As I've come to know, 256 is the default max. work group size so that any OpenCL application should work properly. Whereas, AMD version (i.e.1024) shows max. HW capability and user can use that value by forcing dimensions with __attribute__((reqd_work_group_size(X, Y, Z))). However, the developers must understand the performance impact of such request.
By the way, when I ran the code you mentioned on the first post, I got the expected output on a Windows m/c. Currently, I don't have a Linux setup to test it. I have a suggestion though. Instead of printf, could you please try some other methods (such as write to a buffer) to verify that work items corresponding to get_local_id(1) are executing or not? If you still see the problem, please share the repro. I'll report it to the concerned team.

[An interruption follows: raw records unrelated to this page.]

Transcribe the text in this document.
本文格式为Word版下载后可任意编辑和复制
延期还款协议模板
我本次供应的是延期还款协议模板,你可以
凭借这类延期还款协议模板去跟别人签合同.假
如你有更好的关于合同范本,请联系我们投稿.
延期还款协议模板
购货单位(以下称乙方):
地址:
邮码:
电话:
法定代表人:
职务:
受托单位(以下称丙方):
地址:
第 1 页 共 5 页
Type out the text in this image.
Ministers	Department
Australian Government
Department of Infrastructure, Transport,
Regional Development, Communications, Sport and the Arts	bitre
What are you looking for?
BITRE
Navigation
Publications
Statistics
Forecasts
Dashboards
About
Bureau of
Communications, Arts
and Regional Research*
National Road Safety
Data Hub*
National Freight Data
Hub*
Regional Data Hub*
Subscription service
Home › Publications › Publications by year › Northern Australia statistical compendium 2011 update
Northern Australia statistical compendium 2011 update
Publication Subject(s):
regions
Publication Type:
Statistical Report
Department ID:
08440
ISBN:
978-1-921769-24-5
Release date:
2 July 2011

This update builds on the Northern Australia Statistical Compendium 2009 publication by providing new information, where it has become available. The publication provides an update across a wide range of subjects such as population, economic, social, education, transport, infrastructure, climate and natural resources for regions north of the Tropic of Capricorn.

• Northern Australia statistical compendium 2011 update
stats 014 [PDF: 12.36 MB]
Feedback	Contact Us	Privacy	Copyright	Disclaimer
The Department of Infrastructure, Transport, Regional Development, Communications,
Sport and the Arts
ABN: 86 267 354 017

Well the printf is usually not part of my kernel. When I ran it the first time I only had the usual working code in it and wondered why it executed much faster then I anticipated. Until I realized that only a fraction of my output data was written. The kernels amount of output is a quadratic function in the number of input data and so while researching the reason I found out that only first half of input data was read and the second half - belonging to threads 256-511 was missing.
Thats why I put the printf in to see whats going on.
I will later try to set up a Windows installation on the same machine to compare if there is a difference in behavior between Linux and Windows driver.
I wanted to reply back a thing recently learned for all googlers:
It turned out that what I was asking for is well possible, but requires a (seems undocumented) environment variable to be set. Namely if I set GPU_MAX_WORKGROUP_SIZE=1024 I can go up to that value, its even shown then in cl_info.
But I wonder why there is this switch but information regarding it is very poor, but its working just fine as long as the kernel has enough resources.
Now new question:
Any chance to activate full usage of 64 kBytes local memory (instead of 32) per work group? The kernel compile well but then given an out of resources run time error if I try to use them ^^
Have a nice day
GCN 1st to 4th Gen only have 32kB Local., GCN 5th Gen has the full 64kB that was planned but scrapped, however the ISA was never updated to reflect this.
I believe it was corrected in the GCN3 (Update) ISA … although only briefly in the accompanying text not the Architecture Diagram.
Not entirely sure the reason for said reduced Caches over the ISA, but likely a cost-saving measure.
If you look at the OpenCL (easiest way is via GPU-Z)., it should list 256kB Queue • 16kB Global (GDS) • 32kB Local (LDS); which should be the same from the HD 7770 up to Polaris 30., and technically the Ryzen with Vega Graphics too, as they're Polaris as well.
RX Vega 56 / 64 / FE and Radeon VII however should list 512kB Queue • 64kB Global (GDS) • 64kB Local (LDS).
Although if you want portability, I'd stick within the bounds of GCN 1st to 4th Gen.